AHA explains why film reviews have been suspended at the AHR





We at the American Historical Review have decided on a change of policy on reviewing films; our intention is to replace individual film reviews with extended review essays on films of historical interest. What is the source of this change? What kinds of review essays are we seeking?

The American Historical Review has been reviewing films of historical interest on a regular basis since 1988. An AHR Forum in the December issue of that year, introduced by Robert A. Rosenstone, examined "the problems and possibilities of portraying history on film" ("In This Issue," p. iv) and included extended comments by David Herlihy, Hayden White, John E. O'Connor, and Robert Brent Toplin.

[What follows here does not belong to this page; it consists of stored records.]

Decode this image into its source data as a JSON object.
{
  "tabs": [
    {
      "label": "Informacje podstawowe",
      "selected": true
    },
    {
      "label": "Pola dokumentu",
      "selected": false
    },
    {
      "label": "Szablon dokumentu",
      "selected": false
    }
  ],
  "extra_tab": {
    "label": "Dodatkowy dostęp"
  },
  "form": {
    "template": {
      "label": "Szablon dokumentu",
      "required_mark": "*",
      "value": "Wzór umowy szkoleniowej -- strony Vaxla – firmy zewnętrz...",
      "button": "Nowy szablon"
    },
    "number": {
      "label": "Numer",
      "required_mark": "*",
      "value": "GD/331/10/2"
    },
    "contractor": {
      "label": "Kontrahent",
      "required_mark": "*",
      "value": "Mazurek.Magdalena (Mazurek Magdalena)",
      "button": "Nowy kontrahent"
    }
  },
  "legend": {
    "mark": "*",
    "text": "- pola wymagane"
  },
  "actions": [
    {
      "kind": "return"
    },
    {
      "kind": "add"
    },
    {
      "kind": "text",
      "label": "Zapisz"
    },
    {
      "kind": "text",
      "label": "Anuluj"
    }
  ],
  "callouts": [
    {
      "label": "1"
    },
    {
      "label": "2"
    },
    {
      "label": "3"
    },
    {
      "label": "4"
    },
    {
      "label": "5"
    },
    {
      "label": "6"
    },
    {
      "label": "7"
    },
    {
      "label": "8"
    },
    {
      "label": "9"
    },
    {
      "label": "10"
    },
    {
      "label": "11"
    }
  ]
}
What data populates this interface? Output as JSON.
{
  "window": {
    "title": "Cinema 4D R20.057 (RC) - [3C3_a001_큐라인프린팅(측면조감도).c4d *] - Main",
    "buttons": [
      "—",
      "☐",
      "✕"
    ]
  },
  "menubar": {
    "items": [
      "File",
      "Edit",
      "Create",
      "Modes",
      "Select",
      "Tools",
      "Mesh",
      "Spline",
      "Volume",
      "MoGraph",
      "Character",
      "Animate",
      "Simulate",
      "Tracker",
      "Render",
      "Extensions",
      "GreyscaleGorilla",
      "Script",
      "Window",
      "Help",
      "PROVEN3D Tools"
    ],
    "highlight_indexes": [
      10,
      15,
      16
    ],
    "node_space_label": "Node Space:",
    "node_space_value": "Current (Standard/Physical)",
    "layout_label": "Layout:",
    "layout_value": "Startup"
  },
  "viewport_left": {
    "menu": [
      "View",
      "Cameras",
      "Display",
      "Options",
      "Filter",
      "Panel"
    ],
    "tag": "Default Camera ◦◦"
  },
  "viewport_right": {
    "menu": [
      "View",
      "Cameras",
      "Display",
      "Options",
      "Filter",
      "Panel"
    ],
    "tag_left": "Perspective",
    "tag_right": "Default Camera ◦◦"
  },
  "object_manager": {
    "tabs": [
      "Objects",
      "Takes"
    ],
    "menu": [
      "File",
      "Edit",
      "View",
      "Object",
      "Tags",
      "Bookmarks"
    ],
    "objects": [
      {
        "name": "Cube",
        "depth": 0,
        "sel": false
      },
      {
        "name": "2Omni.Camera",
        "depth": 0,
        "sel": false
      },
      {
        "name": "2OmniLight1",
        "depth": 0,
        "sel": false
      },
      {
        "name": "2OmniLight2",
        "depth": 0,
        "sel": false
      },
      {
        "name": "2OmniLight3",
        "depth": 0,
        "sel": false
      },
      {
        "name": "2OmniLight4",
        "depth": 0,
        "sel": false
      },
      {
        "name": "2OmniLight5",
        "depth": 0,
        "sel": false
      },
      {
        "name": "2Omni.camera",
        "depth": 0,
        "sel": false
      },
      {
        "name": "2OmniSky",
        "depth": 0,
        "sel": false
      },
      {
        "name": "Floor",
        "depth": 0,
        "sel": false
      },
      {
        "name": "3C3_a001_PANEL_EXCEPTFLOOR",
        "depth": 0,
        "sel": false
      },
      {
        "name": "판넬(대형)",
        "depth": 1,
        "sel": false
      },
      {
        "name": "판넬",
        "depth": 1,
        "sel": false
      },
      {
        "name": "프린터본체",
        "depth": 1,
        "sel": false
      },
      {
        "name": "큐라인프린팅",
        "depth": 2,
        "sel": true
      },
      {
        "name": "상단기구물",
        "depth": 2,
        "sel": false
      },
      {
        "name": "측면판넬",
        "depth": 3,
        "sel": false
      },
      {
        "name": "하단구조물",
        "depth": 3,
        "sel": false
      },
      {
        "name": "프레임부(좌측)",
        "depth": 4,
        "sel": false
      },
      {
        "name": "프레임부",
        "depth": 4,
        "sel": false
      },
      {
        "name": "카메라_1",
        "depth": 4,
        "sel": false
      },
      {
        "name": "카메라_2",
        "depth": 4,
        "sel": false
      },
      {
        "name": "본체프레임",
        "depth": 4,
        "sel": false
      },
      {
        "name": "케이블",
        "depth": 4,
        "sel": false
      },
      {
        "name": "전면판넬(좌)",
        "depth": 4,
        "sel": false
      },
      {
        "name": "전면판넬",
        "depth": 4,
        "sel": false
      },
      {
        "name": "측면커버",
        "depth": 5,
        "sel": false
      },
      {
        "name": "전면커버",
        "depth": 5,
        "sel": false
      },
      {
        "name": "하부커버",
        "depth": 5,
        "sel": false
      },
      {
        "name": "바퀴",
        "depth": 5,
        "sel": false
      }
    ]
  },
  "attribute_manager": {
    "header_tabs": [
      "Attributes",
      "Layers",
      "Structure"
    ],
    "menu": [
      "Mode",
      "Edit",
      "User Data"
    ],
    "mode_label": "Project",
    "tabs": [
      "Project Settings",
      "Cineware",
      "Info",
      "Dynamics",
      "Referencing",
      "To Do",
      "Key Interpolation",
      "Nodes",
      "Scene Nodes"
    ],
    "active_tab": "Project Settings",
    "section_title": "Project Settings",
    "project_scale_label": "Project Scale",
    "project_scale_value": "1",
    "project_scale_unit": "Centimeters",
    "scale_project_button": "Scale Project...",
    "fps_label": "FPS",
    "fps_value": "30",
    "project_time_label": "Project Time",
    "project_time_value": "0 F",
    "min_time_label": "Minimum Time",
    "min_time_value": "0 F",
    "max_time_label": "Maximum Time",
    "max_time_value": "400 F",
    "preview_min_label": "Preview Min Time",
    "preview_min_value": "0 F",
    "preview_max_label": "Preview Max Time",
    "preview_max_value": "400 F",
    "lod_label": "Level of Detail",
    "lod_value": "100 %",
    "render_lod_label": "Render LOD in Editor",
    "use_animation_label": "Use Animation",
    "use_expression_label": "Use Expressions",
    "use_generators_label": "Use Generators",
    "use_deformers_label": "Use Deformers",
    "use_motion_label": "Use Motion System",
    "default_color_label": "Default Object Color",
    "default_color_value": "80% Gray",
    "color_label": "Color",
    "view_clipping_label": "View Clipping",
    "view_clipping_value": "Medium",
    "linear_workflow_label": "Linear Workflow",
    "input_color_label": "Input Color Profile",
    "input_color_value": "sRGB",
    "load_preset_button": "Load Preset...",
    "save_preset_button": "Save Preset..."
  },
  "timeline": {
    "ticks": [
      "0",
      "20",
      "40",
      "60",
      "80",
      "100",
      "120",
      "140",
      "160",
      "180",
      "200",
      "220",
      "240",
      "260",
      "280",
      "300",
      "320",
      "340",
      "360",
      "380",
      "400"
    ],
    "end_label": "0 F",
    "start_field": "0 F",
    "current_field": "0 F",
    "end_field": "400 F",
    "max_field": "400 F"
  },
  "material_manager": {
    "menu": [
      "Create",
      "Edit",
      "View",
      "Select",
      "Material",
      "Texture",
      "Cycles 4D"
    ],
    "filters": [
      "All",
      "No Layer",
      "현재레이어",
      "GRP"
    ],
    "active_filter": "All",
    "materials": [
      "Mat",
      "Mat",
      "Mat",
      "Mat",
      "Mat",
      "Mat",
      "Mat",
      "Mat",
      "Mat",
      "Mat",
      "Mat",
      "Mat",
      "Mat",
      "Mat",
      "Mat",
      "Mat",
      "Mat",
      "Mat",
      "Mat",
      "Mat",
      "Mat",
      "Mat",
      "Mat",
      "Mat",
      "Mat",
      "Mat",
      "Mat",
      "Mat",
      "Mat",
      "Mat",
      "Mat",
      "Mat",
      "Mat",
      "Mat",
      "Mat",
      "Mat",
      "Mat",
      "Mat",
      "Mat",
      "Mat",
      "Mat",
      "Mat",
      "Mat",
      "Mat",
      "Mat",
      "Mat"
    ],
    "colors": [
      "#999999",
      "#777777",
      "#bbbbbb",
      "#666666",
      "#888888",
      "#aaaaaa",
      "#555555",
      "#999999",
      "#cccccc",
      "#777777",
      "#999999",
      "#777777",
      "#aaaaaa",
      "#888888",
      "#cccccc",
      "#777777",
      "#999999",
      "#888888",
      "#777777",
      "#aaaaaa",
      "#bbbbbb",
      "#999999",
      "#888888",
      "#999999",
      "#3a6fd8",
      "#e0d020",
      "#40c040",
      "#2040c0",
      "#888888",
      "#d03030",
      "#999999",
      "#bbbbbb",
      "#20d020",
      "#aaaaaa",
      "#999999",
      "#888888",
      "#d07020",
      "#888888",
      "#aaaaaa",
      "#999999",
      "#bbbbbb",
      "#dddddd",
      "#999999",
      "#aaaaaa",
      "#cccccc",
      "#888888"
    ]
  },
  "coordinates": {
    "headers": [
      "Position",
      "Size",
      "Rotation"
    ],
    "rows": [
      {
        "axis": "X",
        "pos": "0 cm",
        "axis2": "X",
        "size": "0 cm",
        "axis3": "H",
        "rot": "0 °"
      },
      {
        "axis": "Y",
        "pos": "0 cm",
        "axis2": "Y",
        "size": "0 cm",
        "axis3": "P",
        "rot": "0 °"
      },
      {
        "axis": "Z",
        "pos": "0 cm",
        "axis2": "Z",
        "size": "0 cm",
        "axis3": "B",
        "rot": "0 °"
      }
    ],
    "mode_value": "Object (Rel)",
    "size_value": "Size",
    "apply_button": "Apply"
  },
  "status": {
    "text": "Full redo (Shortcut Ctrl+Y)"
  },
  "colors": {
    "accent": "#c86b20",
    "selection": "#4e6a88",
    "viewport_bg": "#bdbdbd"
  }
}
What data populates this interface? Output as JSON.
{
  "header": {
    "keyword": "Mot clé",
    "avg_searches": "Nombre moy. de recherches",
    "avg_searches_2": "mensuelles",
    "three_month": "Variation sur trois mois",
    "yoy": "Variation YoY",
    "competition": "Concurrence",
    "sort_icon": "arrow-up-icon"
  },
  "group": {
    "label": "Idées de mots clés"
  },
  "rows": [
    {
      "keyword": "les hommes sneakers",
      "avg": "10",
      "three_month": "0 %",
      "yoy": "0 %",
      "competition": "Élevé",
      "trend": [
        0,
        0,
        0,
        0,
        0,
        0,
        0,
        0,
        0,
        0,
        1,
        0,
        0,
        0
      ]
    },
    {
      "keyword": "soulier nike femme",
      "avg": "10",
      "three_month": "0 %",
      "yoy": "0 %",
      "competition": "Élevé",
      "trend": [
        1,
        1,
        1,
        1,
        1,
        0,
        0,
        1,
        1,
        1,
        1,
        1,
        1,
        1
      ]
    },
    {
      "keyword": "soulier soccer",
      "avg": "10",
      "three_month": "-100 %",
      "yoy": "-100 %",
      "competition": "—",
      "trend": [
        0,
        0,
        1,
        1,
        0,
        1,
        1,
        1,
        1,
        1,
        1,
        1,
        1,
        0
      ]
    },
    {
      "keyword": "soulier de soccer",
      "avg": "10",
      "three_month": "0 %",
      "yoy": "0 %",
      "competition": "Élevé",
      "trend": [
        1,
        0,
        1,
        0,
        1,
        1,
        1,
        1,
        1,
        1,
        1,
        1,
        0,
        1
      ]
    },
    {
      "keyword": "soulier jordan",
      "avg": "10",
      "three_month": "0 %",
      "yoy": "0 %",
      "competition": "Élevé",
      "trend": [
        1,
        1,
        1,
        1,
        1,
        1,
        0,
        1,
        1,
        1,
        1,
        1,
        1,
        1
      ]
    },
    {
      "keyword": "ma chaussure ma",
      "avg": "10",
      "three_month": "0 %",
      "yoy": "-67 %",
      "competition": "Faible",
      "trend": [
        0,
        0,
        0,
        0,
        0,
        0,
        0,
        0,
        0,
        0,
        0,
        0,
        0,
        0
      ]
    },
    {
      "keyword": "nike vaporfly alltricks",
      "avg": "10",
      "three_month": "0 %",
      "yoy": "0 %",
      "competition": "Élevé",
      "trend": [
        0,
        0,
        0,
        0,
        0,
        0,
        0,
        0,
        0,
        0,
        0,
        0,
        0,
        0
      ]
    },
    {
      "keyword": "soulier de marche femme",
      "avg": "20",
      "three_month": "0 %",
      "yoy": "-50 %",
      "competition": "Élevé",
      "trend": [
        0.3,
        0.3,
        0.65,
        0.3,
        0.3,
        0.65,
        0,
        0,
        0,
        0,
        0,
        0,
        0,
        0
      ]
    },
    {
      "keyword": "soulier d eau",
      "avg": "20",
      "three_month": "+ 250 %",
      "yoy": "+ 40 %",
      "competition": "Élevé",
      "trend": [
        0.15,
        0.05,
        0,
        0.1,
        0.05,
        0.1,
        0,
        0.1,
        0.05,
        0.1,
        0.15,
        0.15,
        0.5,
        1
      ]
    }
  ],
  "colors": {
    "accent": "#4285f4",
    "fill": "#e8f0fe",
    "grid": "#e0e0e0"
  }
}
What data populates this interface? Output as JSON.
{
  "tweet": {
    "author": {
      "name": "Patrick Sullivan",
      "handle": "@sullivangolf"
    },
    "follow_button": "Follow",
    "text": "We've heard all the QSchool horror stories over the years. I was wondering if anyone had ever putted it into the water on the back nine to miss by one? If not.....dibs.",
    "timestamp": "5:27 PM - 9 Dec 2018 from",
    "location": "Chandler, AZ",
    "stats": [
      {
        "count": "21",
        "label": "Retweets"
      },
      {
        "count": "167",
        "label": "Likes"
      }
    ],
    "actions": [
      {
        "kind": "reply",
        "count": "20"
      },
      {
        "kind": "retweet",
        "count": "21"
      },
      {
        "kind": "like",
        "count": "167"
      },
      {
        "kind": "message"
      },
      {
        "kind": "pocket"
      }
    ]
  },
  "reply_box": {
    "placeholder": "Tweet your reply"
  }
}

Thereafter, one issue a year featured a section of reviews by historians of films, both documentary and feature, from around the world. The reviews were organized according to continent, with a pretty fair global distribution. Rosenstone edited this annual feature until 1995, when it was taken over by Thomas Prasch. Two years later, in 1997, there was another shift: film reviews were placed after the "Reviews of Books" section, and they were no longer organized geographically. This new placement, as well as the change in layout and type size, seemed to indicate a desire on the part of the editors to treat films in the same manner as books, a view that was confirmed when, in 2004, film reviews were merged into the book review section, which was renamed "Reviews of Books and Films." Throughout this period, the AHR reviewed between 25 and 30 films a year, sometimes more, sometimes fewer. In recent years, there seems to have been a significant decline in the number reviewed (only 17 films were reviewed in 2003, 15 in 2004, and 18 in 2005). Beyond these, there have been occasional AHR Forums and articles addressing specific films of historical interest, especially those that have provoked public discussion, such as Oliver Stone's JFK, Spike Lee's Malcolm X, and Steven Spielberg's Saving Private Ryan.